Possible Interactions Between Dietary Antioxidants and Chemotherapy

ABSTRACT: Many patients treat themselves with oral antioxidants and other alternative therapies during chemotherapy, frequently without advising their conventional health care provider. No definitive studies have demonstrated the long-term effects of combining chemotherapeutic agents and oral antioxidants in humans. However, there is sufficient understanding of the mechanisms of action of both chemotherapeutic agents and antioxidants to predict the obvious interactions and to suggest where caution should be exercised with respect to both clinical decisions and study interpretation. This article will describe these potential interactions and areas of concern, based on the available data. It will also suggest several potential courses of action that clinicians may take when patients indicate that they are taking or plan to use alternative therapies. [ONCOLOGY 13(7):1003-1008, 1999]


The popularity of nonconventional therapies,
for a myriad of diseases, has increased dramatically. Most patients
use some form of alternative therapy, often concurrently with
conventional treatment and frequently without advising their
conventional health care provider. Relying on media reports, Internet
advertising, and industry marketing, many patients believe that
nonconventional therapies offer cures for literally every disease,
including cancer; that they do not interfere with other treatments;
and that they are uniformly free of toxicity at any dosage level.[1]

Dietary antioxidants have received increasing attention from the
scientific, clinical, and nutritional foods community.[2-6] Some of
that attention has focused on the concurrent use of dietary
antioxidants, such as alphatocopherol and coenzyme Q10 with
chemotherapeutic agents, such as doxorubicin.[7-10] Claims that such
combinations represent novel cancer therapies, without mention of
potential interactions, prompt concern for their effect on long-term
outcomes. Since many patients treat themselves with oral antioxidants
during chemotherapy, clinicians need to formulate a credible position
on this subject if they are to provide their patients with timely
advice about the potential risks.

To date, no definitive human studies have demonstrated the long-term
effects of combining chemotherapeutic agents and oral antioxidants.
Fortunately, the mechanisms of action of both are understood well
enough to predict the obvious interactions and to suggest where
caution should be exercised with respect to both clinical decisions
and study interpretation.[11]

This article will describe these potential interactions and areas of
concern, based on the available data. It will also suggest several
potential courses of action clinicians may take when patients
demonstrate an interest in alternative therapies.

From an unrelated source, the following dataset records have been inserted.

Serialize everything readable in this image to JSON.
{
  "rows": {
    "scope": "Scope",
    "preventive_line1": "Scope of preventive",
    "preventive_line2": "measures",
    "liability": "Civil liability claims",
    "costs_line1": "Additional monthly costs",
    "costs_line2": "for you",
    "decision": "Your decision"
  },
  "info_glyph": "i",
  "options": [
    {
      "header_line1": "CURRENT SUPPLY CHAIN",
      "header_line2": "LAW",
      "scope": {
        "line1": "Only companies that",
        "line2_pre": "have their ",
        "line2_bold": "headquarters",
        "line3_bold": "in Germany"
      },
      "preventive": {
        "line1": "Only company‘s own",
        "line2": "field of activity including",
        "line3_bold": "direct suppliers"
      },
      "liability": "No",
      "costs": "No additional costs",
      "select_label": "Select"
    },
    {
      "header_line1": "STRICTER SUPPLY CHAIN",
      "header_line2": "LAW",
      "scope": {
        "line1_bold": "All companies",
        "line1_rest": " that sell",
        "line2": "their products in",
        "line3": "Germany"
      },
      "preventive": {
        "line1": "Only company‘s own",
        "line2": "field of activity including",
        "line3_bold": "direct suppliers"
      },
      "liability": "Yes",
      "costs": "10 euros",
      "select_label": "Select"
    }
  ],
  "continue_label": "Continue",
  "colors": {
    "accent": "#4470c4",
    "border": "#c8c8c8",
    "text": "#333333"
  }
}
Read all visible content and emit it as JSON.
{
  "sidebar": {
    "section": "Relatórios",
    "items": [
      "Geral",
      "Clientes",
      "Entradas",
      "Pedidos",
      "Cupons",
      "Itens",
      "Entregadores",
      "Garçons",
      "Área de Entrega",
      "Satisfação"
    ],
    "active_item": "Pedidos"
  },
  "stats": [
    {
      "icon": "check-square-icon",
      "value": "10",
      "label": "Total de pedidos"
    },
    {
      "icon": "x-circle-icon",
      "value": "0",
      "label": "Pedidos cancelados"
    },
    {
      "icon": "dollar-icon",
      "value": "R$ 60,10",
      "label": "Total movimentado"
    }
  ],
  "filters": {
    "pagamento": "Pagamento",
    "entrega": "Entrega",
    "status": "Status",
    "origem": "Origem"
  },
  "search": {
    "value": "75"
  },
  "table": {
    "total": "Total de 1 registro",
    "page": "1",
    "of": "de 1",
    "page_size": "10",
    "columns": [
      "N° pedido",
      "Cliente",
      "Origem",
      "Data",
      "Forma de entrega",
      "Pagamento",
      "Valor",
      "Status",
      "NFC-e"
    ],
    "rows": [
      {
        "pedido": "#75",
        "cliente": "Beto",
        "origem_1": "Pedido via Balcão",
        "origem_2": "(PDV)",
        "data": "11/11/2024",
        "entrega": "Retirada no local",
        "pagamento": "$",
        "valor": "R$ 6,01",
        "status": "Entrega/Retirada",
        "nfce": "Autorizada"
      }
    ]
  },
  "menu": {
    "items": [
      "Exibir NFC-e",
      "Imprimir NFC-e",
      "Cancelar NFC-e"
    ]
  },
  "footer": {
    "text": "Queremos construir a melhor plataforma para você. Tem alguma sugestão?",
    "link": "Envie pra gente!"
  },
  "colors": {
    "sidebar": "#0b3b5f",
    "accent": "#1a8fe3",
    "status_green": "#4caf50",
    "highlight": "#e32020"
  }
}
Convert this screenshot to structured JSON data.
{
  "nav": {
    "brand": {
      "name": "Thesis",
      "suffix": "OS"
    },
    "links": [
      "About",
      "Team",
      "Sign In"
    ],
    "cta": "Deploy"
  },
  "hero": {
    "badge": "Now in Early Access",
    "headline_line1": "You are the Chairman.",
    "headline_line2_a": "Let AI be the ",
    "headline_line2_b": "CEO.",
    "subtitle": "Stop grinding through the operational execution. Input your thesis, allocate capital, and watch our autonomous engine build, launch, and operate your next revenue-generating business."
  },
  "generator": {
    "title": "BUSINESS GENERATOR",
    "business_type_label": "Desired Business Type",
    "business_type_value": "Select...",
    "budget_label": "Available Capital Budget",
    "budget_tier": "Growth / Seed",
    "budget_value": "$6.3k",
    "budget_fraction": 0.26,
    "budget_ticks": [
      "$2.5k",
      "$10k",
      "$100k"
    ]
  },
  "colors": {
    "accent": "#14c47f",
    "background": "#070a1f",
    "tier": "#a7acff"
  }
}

Cytotoxic Actions of Chemotherapeutic Agents

Chemotherapeutic agents have many well-defined and suggested
mechanisms of actions.[12,13] Some chemotherapeutic agents, including
traditional alkylating agents and anthracycline antitumor
antibiotics, create reactive oxygen species. Reactive oxygen species
are uniformly subject to transformation to more stable compounds by
antioxidants through the simple process of electron transfer.[11,14]

Classical alkylators substitute an alkyl group for a proton in
organic tissue, as shown below:

RH + XCH2-CH2®
RCH2-Ch2 + H+ + X

This action is common at the 7 nitrogen atom of guanine, but other
sites, such as the 1 and 3 nitrogen atoms of adenine, the 3 nitrogen
atom of cytosine, and the 6 oxygen atom of guanine, may also be
alkylated. This alkylation of biologically vital macromolecules, such
as DNA, and the complex degradation reactions that follow result in
the known cytotoxic action of these drugs.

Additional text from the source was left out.